When it comes to media coverage of science, there are two distinct species of headline. The first is that all-too-common trumpeting of great scientific breakthroughs that aren’t: Common Cold Cured! or Human Genome Reveals God’s Plan. These headlines, for many and diverse reasons, are way overstated, wishful thinking, or just plain wrong.
The second type of headline has a stronger footing in reality, and can provoke both sadness and perplexity. Take, for example, last week’s blaring headlines on the longterm punishment of yet another baseball star, Manny Ramirez, based on evidence of his use of banned performance enhancement drugs (sadness because here’s another would-be hall-of-famer we’d convinced ourselves was naturally superhuman; and confusion because he’s been doing all the things an exciting elite athlete is supposed to do for us, so is his taking steroids really wrong?)
Just to mix some science, religion, and ethics in a test-tube for a minute, let’s do an experiment and hybridize these two recent species of headline and ask, Would Manny Ramirez’s Clone Also Use Steroids?
The answer is: almost certainly not, although we can’t know for sure. But the interesting part, the part that sheds some scientific and ethical light on these issues, is why we can’t know.

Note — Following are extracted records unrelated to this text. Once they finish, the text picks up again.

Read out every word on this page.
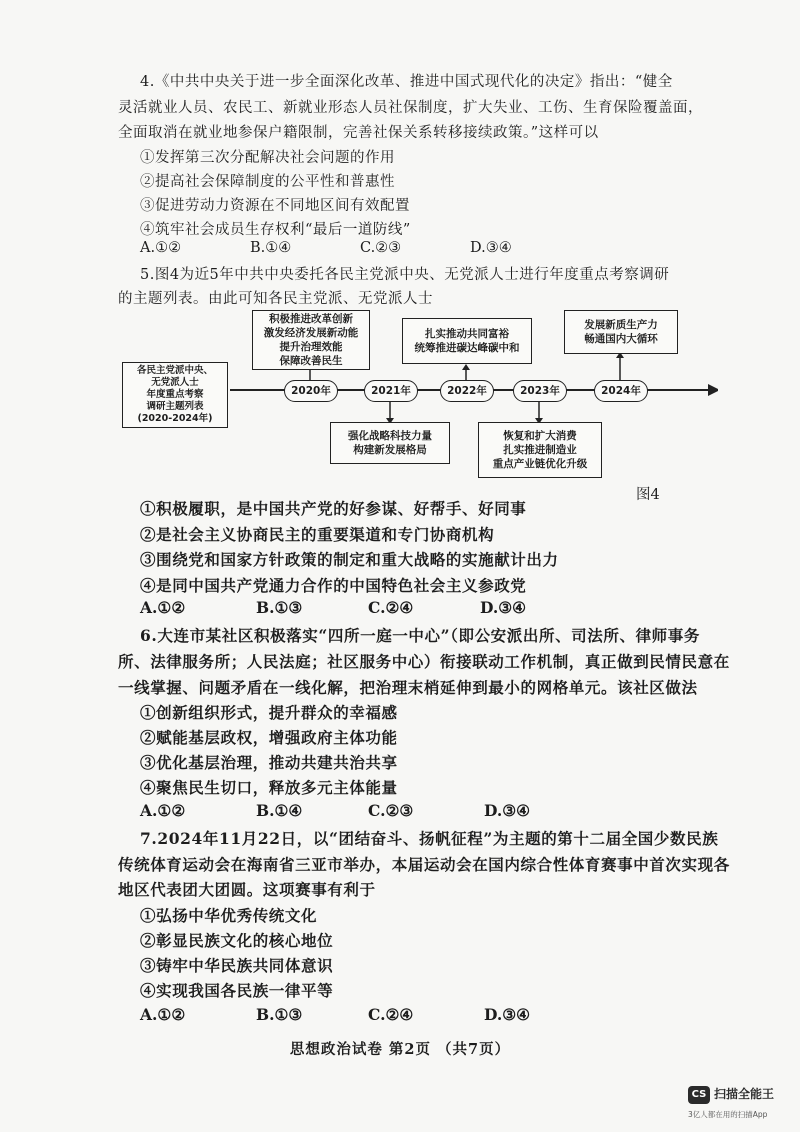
4.《中共中央关于进一步全面深化改革、推进中国式现代化的决定》指出：“健全
灵活就业人员、农民工、新就业形态人员社保制度，扩大失业、工伤、生育保险覆盖面，
全面取消在就业地参保户籍限制，完善社保关系转移接续政策。”这样可以
①发挥第三次分配解决社会问题的作用
②提高社会保障制度的公平性和普惠性
③促进劳动力资源在不同地区间有效配置
④筑牢社会成员生存权利“最后一道防线”
A.①②	B.①④	C.②③	D.③④
5.图4为近5年中共中央委托各民主党派中央、无党派人士进行年度重点考察调研
的主题列表。由此可知各民主党派、无党派人士
各民主党派中央、
无党派人士
年度重点考察
调研主题列表
(2020-2024年)
积极推进改革创新
激发经济发展新动能
提升治理效能
保障改善民生
强化战略科技力量
构建新发展格局
扎实推动共同富裕
统筹推进碳达峰碳中和
恢复和扩大消费
扎实推进制造业
重点产业链优化升级
发展新质生产力
畅通国内大循环
2020年	2021年	2022年	2023年	2024年
图4
①积极履职，是中国共产党的好参谋、好帮手、好同事
②是社会主义协商民主的重要渠道和专门协商机构
③围绕党和国家方针政策的制定和重大战略的实施献计出力
④是同中国共产党通力合作的中国特色社会主义参政党
A.①②	B.①③	C.②④	D.③④
6.大连市某社区积极落实“四所一庭一中心”（即公安派出所、司法所、律师事务
所、法律服务所；人民法庭；社区服务中心）衔接联动工作机制，真正做到民情民意在
一线掌握、问题矛盾在一线化解，把治理末梢延伸到最小的网格单元。该社区做法
①创新组织形式，提升群众的幸福感
②赋能基层政权，增强政府主体功能
③优化基层治理，推动共建共治共享
④聚焦民生切口，释放多元主体能量
A.①②	B.①④	C.②③	D.③④
7.2024年11月22日，以“团结奋斗、扬帆征程”为主题的第十二届全国少数民族
传统体育运动会在海南省三亚市举办，本届运动会在国内综合性体育赛事中首次实现各
地区代表团大团圆。这项赛事有利于
①弘扬中华优秀传统文化
②彰显民族文化的核心地位
③铸牢中华民族共同体意识
④实现我国各民族一律平等
A.①②	B.①③	C.②④	D.③④
思想政治试卷 第2页 （共7页）
CS 扫描全能王
3亿人都在用的扫描App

Most Americans are against human cloning and most are against the use of steroids in sports. But I think this is because neither these people, nor anyone else for that matter, yet understands what the results and implications of these phenomena entail; as these become clearer, things will change, and I bet that the number of folks against these practices will decrease and over time may well even become a minority.
Now, our experiment.
A clone is an exact genetic copy of an organism. Take, say, the DNA from the nuclei in any cell of Mr. Ramirez (virtually all our cells have the same DNA). Stick that DNA into a new egg, fertilize the egg to start the dance of development, implant the new mini-Manny in a mommy, and after nine months, shazam!—you have a cloned Ramirez. Kind of. But not really: Manny I and II are not even as similar as identical twins (who we all know are different anyway), for a bunch of reasons.
Old, Tired DNA
Until I read Holmes Rolston’s Genes, Genesis, and God, I always thought of and taught DNA as “the blueprint” of an organism, the inert plan of things to be built. But Rolston, a one-time Appalachian preacher and current distinguished professor (who sounds like the former and writes like the latter and who has won the renowned Templeton Prize) shows brilliantly how DNA is actually dynamic, interactive, and evolving.
So, Manny’s DNA that we would use for cloning has already experienced Manny’s 37 years and is therefore old and tired and very different than Manny’s original DNA; meaning Manny II in some ways will start life in his late forties.
Even if both Mannys’ DNAs were absolutely identical, Manny II’s DNA has a different life than Manny I’s from the moment it is taken from the latter’s cells. Much of what happens in the developing egg early on—the timing, speed, degree of events—depends on information molecules produced by mom and stored in the egg. The experiences (stress, sickness, happiness, medications) of mini-Manny’s mom interact with his DNA and thus affect his future experience, self, and personality.
Manny II’s DNA’s experiences and environment, like all of ours, can affect the actual expression of his genes in terms of timing and amount later in his life, which in turn affect him and who he is and what he does, which in turn affect his environment, which in turn affect his genes… It’s almost laughable, then, to think Manny II would use steroids, especially as a baseball player, because the chances that he would even play baseball (or any sport professionally), or be “the same person as” Manny I (if we were to clone him today) are about nil. Who knows if Manny II would even be alive 37 years after his birth. Perhaps he’d be a Yankee, even.
Okay, this was a just-for-fun thought experiment, and we’ve only discussed a tiny fraction of just a bit of the science among the many issues human cloning raises, but our experiment does give us some striking things to think about. For example, the idea of cloning one great slugger from another—in line with the popularized horror visions of Brave New World (make clones of entire social classes) or Boys from Brazil (clone another Hitler)—isn’t in the cards. And our experiment takes the air out of the clone-the-dead-child-and-expect-to-grow-another-just-like-her plan (one of the oft-mentioned scenarios for the use of cloning).
The kinds of questions arising now around cloning also change: If there is no such thing as a Boys from Brazil clone, why bother cloning someone in the first place? Or, if cloning is another approach to the apparently never-ending quest for humans to be able to reproduce when they can’t in other ways, why is it different than the other “non-natural” approaches Americans already use en masse?
Scholars of religion like Michael Broyde in Marriage, Sex, and Family in Judaism, using ideas like those raised in our experiment, have already been asking these questions and coming up with some surprising answers, promising intriguing new headlines to come.